South Africa’s Nedbank Group has moved a step closer to acquiring a 66 percent shareholding in NCBA Group after the proposed transaction secured unconditional approval from two key regional competition regulators.
The Common Market for Eastern and Southern Africa Competition Commission and the East African Community Competition Authority have both cleared the cross border banking deal, giving Nedbank fresh momentum in its push to take control of one of Kenya’s most prominent banking groups.
In its decision, the Comesa Competition Commission said the proposed transaction was unlikely to harm competition in the three Comesa markets where NCBA operates, clearing the deal without conditions.
The regulator said the merger was not likely to substantially prevent competition in the Common Market or a substantial part of it, and would not affect public interest.
Although the East African Community Competition Authority is yet to publish its decision, Nedbank disclosed in an investor update on Tuesday that it had already received approval from the regional authority.
The approvals come at a time when NCBA has been facing growing public scrutiny over several controversies touching on its operations, including insider fraud scandals, tax related disputes and recent complaints linked to its asset financing business.
The bank has in recent months been mentioned in complaints from customers over asset financing arrangements, with some clients accusing lenders in the sector of harsh recovery practices, unclear charges and poor handling of disputes after borrowers fall into arrears.
NCBA has also faced reputation pressure from cases involving insider fraud, raising concerns over internal controls, staff supervision and the wider safety of customer funds in a banking sector where trust remains the biggest asset.

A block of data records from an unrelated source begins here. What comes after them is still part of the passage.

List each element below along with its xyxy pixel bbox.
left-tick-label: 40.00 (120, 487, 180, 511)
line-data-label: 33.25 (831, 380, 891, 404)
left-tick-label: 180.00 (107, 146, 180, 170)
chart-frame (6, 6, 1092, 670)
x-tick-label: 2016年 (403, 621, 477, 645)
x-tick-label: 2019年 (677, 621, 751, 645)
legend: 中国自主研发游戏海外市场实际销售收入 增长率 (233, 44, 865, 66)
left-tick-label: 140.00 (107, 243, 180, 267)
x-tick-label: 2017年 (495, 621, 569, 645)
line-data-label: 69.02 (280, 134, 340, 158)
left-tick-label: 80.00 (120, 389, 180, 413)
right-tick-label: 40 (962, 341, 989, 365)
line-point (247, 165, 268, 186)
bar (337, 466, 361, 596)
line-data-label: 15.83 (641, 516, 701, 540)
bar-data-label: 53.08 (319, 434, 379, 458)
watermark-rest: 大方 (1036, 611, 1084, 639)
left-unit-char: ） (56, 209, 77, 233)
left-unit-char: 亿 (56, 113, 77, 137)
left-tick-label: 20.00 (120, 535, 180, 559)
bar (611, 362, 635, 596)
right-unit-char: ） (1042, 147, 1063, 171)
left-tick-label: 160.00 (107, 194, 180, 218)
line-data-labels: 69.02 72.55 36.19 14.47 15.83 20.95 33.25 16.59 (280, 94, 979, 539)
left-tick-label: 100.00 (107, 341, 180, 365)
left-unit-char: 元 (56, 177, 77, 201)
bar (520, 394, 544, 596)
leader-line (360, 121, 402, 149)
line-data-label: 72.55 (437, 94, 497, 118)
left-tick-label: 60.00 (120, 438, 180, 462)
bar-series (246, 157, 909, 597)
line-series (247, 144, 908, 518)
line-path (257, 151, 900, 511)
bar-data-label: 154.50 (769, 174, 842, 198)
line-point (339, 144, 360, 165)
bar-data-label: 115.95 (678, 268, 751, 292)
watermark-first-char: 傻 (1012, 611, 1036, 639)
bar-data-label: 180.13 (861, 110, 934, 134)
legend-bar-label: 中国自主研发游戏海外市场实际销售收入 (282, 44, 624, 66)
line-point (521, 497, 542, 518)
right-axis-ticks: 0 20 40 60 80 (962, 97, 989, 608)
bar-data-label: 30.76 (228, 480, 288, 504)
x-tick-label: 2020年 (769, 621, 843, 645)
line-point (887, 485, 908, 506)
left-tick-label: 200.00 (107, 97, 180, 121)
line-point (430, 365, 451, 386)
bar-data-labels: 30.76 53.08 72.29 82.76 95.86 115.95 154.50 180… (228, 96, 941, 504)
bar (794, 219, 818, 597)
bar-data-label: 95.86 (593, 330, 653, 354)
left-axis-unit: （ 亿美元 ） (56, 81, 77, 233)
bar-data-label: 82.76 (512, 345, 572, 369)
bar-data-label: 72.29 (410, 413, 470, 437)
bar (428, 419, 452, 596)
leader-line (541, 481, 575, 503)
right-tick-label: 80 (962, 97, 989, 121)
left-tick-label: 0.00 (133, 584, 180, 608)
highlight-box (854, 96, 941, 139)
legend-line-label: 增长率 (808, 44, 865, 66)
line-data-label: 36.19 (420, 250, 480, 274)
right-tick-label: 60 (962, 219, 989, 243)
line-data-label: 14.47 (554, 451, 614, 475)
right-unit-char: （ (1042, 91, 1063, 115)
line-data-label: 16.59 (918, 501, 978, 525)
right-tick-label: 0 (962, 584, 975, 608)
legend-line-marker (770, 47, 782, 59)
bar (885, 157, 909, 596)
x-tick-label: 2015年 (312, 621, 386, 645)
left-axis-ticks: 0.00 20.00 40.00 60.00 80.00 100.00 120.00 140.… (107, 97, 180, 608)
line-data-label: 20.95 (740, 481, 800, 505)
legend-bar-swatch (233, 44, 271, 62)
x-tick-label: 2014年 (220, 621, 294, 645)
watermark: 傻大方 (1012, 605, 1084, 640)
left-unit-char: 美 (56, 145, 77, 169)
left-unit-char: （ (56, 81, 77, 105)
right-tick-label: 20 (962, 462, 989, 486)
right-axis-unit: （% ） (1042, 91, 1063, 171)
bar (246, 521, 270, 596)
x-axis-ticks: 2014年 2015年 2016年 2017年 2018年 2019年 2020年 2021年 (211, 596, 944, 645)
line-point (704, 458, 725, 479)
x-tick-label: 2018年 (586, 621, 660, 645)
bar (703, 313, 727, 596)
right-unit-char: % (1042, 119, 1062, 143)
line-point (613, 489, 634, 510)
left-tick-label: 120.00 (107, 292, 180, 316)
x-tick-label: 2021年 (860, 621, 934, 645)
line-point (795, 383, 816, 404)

The bank’s tax history has also remained part of public debate, especially after past disputes involving tax obligations and settlements with the Kenya Revenue Authority placed the lender under scrutiny over compliance and corporate accountability.
The proposed Nedbank takeover is therefore moving through regulatory channels at a time when NCBA is not only being valued as a regional banking asset, but also being judged against unresolved questions around governance, customer treatment and risk controls.
Within the 21 member Common Market for Eastern and Southern Africa bloc, NCBA operates in Kenya, Rwanda and Uganda, while Nedbank has operations in the Democratic Republic of Congo, Egypt, Eswatini, Kenya through a representative office, Mauritius, Rwanda, Seychelles, Tunisia, Uganda, Zambia and Zimbabwe.
Both lenders also operate outside the Comesa market, with NCBA present in Tanzania, Côte d’Ivoire and Ghana, while Nedbank operates in South Africa, Lesotho, the Isle of Man and the United Arab Emirates.
The latest approvals add to earlier clearance from the Prudential Authority of the South African Reserve Bank, leaving only a few regulatory conditions outstanding before the transaction can be completed.
Nedbank said the remaining approvals were progressing well, with the indicative completion date still expected around the end of the third quarter of 2026 or early in the fourth quarter of 2026, subject to regulatory approvals.
If completed, the deal will give Nedbank majority control of NCBA Group and reshape the regional banking market at a time when Kenyan banks are facing sharper questions over governance, consumer protection and internal accountability.